The Consumer Product Safety Commission said Thursday that balls of all sizes from all manufacturers will be removed from retail stores immediately because of safety concerns.  Fisher-Price, in the middle of another huge recall of tricycles and high chairs, has already recalled over 200 million of the round, flexible plastic toy.

CPSC Chairman Inez Tenenbaum said that there should be more focus on engineering safety in products made for children, especially something as potentially hazardous as a ball.

“We’ve tested them over and over, and they always come up short,” Tenenbaum said.  “In the past year, over a million school-aged kids have been injured playing with balls.”  The CPSC says that children have been seen bouncing, throwing, and even kicking the objects on playgrounds, often with dangerous results.  “One mother was beside herself that her son got a black eye from a tether ball,” Tenenbaum explained.  “What will it take to get toymakers to listen?  A ball-related decapitation?”

“We get reports of near misses with these things every day,” said one elementary school principal.  “You put sugary snacks, kid energy, and a ball together and it’s a recipe for tragedy.  I hope parents will use good sense before purchasing these potential projectiles.  Children are getting hurt, especially boys.”

Lee Carpentier, a spokesman for the beleaguered Toy Industry Association, says that every effort is being made to re-think the design and materials in a ball to diminish their hazardous potential.  The recall, he explained, is “just the first part of a strategic response.

“We have released a set of public service announcements showing the possible deadly effect of throwing and catching a ball.”  The series, “Give Up Your Balls,” shows children innocently playing dodge ball, basketball, long ball, and foursquare with tragic results.  The tag line, shown on a black screen, drives home the message: Rubber, leather, foam, inflated/Ball safety can’t be overrated.

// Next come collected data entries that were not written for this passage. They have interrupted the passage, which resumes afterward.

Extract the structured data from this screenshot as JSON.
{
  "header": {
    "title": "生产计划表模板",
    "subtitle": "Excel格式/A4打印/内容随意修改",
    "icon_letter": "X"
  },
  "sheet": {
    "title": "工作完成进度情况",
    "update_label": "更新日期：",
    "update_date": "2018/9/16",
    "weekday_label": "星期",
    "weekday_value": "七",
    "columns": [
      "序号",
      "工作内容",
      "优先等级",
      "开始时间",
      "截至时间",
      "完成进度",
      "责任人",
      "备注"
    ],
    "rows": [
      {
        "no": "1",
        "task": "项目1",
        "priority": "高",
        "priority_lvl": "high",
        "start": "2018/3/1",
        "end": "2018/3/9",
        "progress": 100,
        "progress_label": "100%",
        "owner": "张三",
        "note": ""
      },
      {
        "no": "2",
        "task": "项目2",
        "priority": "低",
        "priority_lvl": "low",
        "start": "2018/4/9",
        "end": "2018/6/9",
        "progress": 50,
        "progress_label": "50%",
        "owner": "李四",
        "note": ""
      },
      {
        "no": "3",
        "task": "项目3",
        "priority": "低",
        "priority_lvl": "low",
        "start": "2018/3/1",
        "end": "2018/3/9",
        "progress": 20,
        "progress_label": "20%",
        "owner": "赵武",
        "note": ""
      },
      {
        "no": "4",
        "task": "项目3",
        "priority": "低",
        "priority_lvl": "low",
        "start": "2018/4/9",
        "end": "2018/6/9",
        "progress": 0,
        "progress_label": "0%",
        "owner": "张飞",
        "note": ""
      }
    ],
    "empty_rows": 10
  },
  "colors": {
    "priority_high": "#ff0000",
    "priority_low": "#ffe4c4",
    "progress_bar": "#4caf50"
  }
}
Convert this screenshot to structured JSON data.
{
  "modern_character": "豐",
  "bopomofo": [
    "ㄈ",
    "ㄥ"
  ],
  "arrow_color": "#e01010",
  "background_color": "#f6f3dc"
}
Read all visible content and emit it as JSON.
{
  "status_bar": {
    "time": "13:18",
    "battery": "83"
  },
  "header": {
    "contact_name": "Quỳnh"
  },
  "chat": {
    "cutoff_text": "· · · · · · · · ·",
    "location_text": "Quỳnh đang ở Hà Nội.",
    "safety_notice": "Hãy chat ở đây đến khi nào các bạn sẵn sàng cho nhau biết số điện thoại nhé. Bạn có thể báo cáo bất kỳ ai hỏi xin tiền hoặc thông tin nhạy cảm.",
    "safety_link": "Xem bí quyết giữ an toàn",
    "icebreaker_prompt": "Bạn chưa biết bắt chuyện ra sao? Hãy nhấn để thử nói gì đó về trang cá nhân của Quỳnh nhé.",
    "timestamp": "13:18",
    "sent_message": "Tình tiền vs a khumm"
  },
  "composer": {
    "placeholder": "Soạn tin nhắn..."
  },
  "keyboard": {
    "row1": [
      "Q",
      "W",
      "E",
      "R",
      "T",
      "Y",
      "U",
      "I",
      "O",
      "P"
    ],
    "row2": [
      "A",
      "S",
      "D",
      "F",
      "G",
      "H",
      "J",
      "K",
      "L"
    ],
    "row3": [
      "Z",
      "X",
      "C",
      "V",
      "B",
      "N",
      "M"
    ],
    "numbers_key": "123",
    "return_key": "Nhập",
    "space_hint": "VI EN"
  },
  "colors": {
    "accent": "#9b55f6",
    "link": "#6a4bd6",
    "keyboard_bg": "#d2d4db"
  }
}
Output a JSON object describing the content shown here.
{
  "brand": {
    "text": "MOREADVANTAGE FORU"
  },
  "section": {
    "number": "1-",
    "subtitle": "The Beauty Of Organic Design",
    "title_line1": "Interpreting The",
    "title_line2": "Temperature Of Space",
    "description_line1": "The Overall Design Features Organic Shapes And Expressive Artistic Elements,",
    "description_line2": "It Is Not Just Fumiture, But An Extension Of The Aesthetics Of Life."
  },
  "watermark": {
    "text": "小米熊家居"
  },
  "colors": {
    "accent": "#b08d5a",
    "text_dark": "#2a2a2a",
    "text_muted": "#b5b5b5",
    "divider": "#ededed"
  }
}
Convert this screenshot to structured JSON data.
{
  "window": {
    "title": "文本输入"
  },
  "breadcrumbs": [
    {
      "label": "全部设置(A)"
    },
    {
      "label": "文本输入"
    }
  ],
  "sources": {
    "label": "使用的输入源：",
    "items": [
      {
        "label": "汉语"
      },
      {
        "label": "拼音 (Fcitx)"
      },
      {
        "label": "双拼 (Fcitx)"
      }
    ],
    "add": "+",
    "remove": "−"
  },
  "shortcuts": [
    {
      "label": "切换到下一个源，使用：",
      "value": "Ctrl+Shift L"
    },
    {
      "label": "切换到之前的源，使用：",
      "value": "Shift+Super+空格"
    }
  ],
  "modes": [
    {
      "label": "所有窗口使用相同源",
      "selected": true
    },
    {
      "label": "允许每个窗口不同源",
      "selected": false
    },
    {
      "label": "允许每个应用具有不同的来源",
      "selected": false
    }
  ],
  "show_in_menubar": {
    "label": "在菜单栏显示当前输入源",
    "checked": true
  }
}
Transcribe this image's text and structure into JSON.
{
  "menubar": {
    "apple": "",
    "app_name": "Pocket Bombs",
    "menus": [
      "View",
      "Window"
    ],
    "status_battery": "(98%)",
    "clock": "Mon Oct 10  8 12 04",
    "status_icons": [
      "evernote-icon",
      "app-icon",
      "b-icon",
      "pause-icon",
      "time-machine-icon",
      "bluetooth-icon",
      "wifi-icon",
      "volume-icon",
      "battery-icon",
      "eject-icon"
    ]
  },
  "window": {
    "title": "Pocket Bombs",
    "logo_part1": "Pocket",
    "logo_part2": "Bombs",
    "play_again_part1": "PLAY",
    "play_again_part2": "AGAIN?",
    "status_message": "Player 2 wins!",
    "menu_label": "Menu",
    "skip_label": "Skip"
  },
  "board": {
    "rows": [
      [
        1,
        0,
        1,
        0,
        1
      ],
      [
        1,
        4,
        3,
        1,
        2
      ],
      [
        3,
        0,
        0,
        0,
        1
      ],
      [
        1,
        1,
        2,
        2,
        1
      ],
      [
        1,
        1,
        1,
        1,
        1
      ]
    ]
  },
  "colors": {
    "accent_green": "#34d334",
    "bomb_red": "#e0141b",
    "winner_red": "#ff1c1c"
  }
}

But Carpentier refers to many of the ball incidents as “kids being kids,” and calls the spike in ball accidents “part large motor development, part Darwin.”   The TIA insists that the ultimate safety of a ball is in the hands of its holder, but the CPSC claims the position is “a backboard” to shift responsibility “from safe design to blaming the victim.”

The recall, which comes just weeks before the critical holiday shopping season, could be devastating to an industry already reeling from the weak economy and another widespread recall.

“We hope that in the future, parents can have complete peace of mind that the ball their child is playing with is injury-proof,” says Janine Risman, chairwoman of Helicopter Moms International.  “Keep in mind, childhood is innocent fun, but the playground is a minefield.  We’ve just created a Sidewalk Chalk Task Force, and that will be the focus next year once we can safely take our minds off of balls.”